Earlier, some congressional Republicans also said they were open to considering legislation banning "bump stocks".

The comments from politicians including the No. 2 Senate Republican, John Cornyn of Texas, marked a surprising departure from GOP politicians' general antipathy to gun regulations of any kind.

US President Donald Trump who visited Las Vegas on Wednesday is not keen to talk about gun laws. Photo / AP
US President Donald Trump who visited Las Vegas on Wednesday is not keen to talk about gun laws. Photo / AP

But they were far from a guarantee of a path forward for the new legislation by Senator Dianne Feinstein, especially with Majority Leader Mitch McConnell and House Speaker Paul Ryan making clear their priorities are elsewhere.

"If somebody can essentially convert a semiautomatic weapon by buying one of these and using it and cause the kind of mayhem and mass casualties that we saw in Las Vegas, that's something of obvious concern that we ought to explore," Cornyn told reporters.

"I own a lot of guns and as a hunter and sportsman I think that's our right as Americans, but I don't understand the use of this bump stock and that's another reason to have a hearing."

Cornyn later said he'd spoken with Judiciary Committee Chairman Chuck Grassley, and that Grassley was interested in convening a hearing.

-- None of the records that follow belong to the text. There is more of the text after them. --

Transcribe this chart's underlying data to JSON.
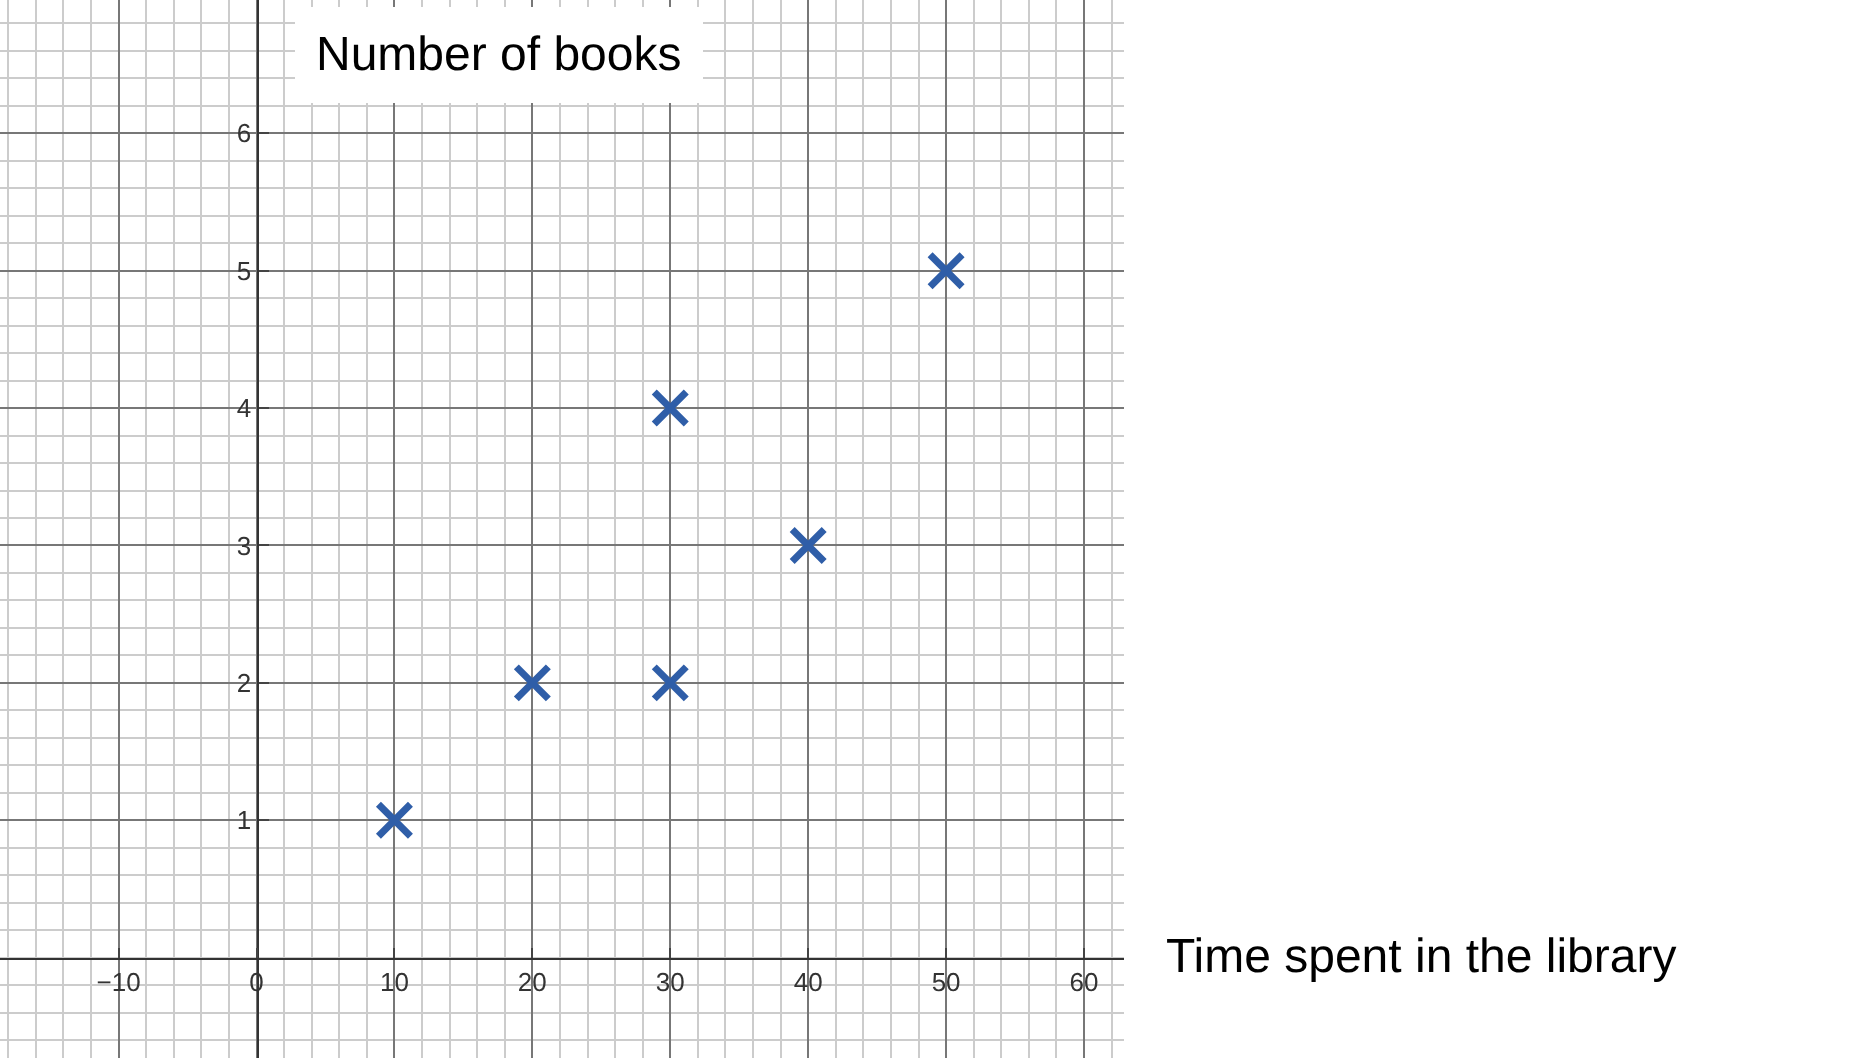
{
  "chart_data": {
    "type": "scatter",
    "xlabel": "Time spent in the library",
    "ylabel": "Number of books",
    "x": [
      10,
      20,
      30,
      30,
      40,
      50
    ],
    "series": [
      {
        "color": "#2f5ea8",
        "values": [
          1,
          2,
          2,
          4,
          3,
          5
        ]
      }
    ],
    "xlim": [
      -18.6,
      62.9
    ],
    "ylim": [
      -0.73,
      6.97
    ],
    "xticks": [
      -10,
      0,
      10,
      20,
      30,
      40,
      50,
      60
    ],
    "yticks": [
      1,
      2,
      3,
      4,
      5,
      6
    ],
    "grid": true,
    "marker": "cross",
    "legend": false
  }
}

The devices, known as "bump stocks" among other names, are legal and originally were intended to help people with limited hand mobility fire a semiautomatic without the individual trigger pulls required.

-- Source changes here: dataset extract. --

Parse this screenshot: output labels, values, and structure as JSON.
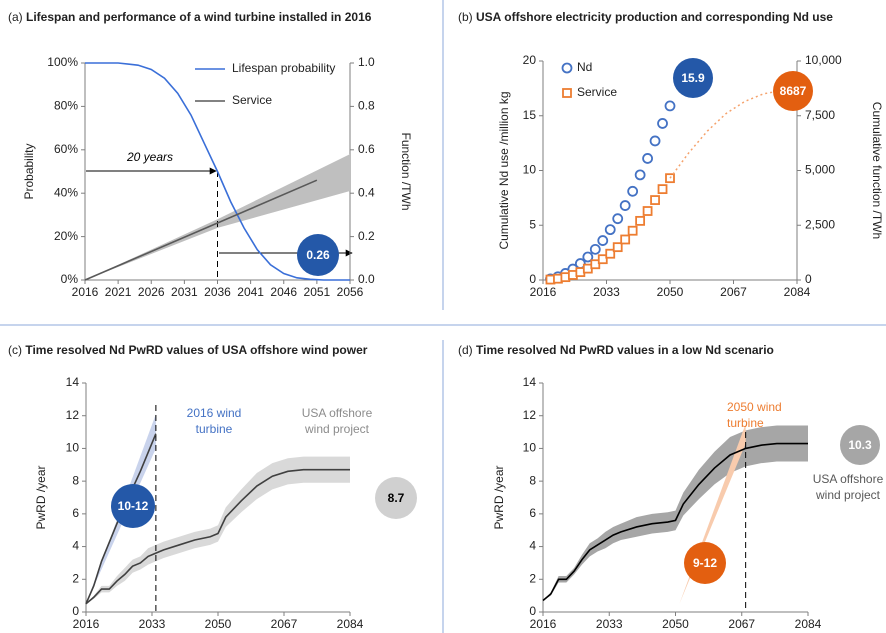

They can fit over the rear shoulder-stock assembly on a semiautomatic rifle and with applied pressure cause the weapon to fire continuously, increasing the rate from between 45 and 60 rounds per minute to between 400 and 800 rounds per minute, according to Feinstein's office.

The government gave its seal of approval to selling the devices in 2010 after concluding that they did not violate federal law.

At least one Republican senator, Ron Johnson of Wisconsin, said outright he was prepared to vote to ban "bump stocks." "I have no problem in banning those," he said.


Senator John Thune of South Dakota, the No. 3 Republican senator, said, "I'm interested in finding out more about bump stocks and I've got my staff looking into that and I know there are other members interested in finding out more about it as well."

Donald Trump visited Las Vegas on Wednesday but said "We're not going to talk about that today" when asked about gun issues.